Ultimately, the value in caddo research is that “if the risky actor can get his code to implement his code in a targeted lambda environment to show what is possible” – even if the research does not reveal any real exploitation, Mike Parkin said. Vulcan Cyber.

“How will the attacker deploy [Denonia] That’s a completely different question, “said Parkin.

Lambda is a popular AWS service for running application code without the need for server provision or management.

‘Not enough’

If nothing else comes out of the Caddo research report, “it highlights that the use of Amazon Lambda is not enough from a cyber security standpoint,” Bambanek said.

“It’s critical if organizations are going to adopt a shared security model, that they know exactly where the division of responsibilities is,” he said.

The shared responsibility model – a concept that is not unique to AWS – specifies who is responsible for when it comes to security in the public cloud. AWS summarizes its share of responsibility as “security” No. Cloud, “which includes infrastructure such as computers, storage and networking. Consumers are responsible for everything else – that is,” security. In The cloud. “

But the line where responsibilities are divided may be blurred in some cases, as in the case with Lambda, Bambanek said.

Who protects what?

While AWS itself protects the Lambda environment – and consumers should know that they should protect their own account credentials and codes – according to Bambanek, the issue of how account takeovers are handled is not so straightforward.

AWS has suggested that this part is actually the customer’s responsibility, but many customers believe that AWS should investigate the issue of account takeover, he said.

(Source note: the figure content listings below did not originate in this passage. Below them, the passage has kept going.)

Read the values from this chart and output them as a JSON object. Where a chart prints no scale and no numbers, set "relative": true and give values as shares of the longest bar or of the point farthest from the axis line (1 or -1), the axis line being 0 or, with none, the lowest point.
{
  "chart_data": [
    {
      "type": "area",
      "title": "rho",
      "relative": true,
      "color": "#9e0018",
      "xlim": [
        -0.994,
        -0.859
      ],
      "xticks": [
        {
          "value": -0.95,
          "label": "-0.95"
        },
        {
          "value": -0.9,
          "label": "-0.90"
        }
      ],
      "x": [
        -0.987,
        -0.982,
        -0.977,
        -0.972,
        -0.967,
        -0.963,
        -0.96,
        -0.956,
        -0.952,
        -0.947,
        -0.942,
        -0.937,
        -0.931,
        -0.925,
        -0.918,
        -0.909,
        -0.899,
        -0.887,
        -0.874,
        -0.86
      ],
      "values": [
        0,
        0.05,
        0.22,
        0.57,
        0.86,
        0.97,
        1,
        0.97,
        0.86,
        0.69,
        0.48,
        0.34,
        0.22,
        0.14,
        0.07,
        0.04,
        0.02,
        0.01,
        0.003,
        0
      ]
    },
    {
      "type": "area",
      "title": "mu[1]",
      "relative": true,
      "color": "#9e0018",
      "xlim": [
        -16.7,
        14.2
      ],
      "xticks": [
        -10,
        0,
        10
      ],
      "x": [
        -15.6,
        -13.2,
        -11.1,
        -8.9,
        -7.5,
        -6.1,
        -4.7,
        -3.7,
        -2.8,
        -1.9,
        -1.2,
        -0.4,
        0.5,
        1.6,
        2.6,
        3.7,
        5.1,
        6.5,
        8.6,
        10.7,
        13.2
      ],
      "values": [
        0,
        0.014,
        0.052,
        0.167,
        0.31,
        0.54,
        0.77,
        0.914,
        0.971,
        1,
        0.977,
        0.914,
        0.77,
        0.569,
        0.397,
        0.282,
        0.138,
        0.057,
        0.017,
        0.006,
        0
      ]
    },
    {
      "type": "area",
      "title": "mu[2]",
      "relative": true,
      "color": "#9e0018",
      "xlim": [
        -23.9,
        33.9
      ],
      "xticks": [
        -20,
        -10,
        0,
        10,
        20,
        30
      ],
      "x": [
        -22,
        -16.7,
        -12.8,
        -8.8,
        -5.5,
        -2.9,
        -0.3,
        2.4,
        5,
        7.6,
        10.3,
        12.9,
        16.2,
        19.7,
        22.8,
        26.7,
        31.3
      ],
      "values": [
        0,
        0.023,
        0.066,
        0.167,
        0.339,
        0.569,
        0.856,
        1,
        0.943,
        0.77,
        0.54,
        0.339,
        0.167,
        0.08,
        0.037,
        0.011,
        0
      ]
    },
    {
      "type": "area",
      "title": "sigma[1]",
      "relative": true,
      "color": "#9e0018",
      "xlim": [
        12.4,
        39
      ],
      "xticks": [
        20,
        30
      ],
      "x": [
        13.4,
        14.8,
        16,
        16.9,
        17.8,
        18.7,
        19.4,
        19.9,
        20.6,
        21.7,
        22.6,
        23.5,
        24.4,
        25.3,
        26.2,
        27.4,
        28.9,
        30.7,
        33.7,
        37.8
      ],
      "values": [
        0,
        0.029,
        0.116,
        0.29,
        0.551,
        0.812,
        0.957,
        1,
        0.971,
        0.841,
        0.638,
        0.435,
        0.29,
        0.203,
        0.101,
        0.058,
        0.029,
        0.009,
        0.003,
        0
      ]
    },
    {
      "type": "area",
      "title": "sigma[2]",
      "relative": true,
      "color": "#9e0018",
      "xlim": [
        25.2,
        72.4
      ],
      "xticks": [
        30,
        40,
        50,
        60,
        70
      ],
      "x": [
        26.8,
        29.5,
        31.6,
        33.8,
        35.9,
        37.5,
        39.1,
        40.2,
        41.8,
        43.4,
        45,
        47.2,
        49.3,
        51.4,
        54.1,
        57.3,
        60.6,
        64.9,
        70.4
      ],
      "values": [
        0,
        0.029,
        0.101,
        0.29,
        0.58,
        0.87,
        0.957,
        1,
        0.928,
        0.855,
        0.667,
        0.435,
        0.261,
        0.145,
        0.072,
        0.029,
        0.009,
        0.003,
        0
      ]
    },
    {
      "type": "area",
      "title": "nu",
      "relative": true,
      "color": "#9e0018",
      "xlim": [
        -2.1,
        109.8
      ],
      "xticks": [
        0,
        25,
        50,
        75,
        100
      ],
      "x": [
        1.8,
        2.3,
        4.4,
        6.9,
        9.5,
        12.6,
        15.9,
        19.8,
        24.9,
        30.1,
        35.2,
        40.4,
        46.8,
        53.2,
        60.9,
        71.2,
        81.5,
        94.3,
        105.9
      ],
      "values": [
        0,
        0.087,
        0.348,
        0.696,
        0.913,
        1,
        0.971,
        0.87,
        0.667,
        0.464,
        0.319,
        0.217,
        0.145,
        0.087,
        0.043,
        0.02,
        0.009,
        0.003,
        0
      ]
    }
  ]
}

Regardless, it’s a “probably no-brainer” for AWS to provide exploration and prevention around crypto mining in their own environment, Bambanek said.

In a statement, AWS noted that “The [Cado] Researchers also acknowledge that the software does not access Lambda – and that the software works the same way when it is run in a standard Linux server environment outside Lambda. “

It is also important to note that the researchers explicitly state in their own blog that Lambda offers enhanced protection over other compute environments in their own blog: ‘Under the AWS Shared Responsibility model, Lambda execution under AWS protects the environment but depends on it. In order to protect the customer ‘s operations, and’ systematic runtime environments reduce the level of attack compared to more traditional server environments, ‘AWS said in a statement.

Venturebeat’s mission Digital Town Square is set to become a place for technical decision makers to gain knowledge about the changing enterprise technology and practices. Learn more about membership.

Similar Posts

Leave a Reply

Your email address will not be published.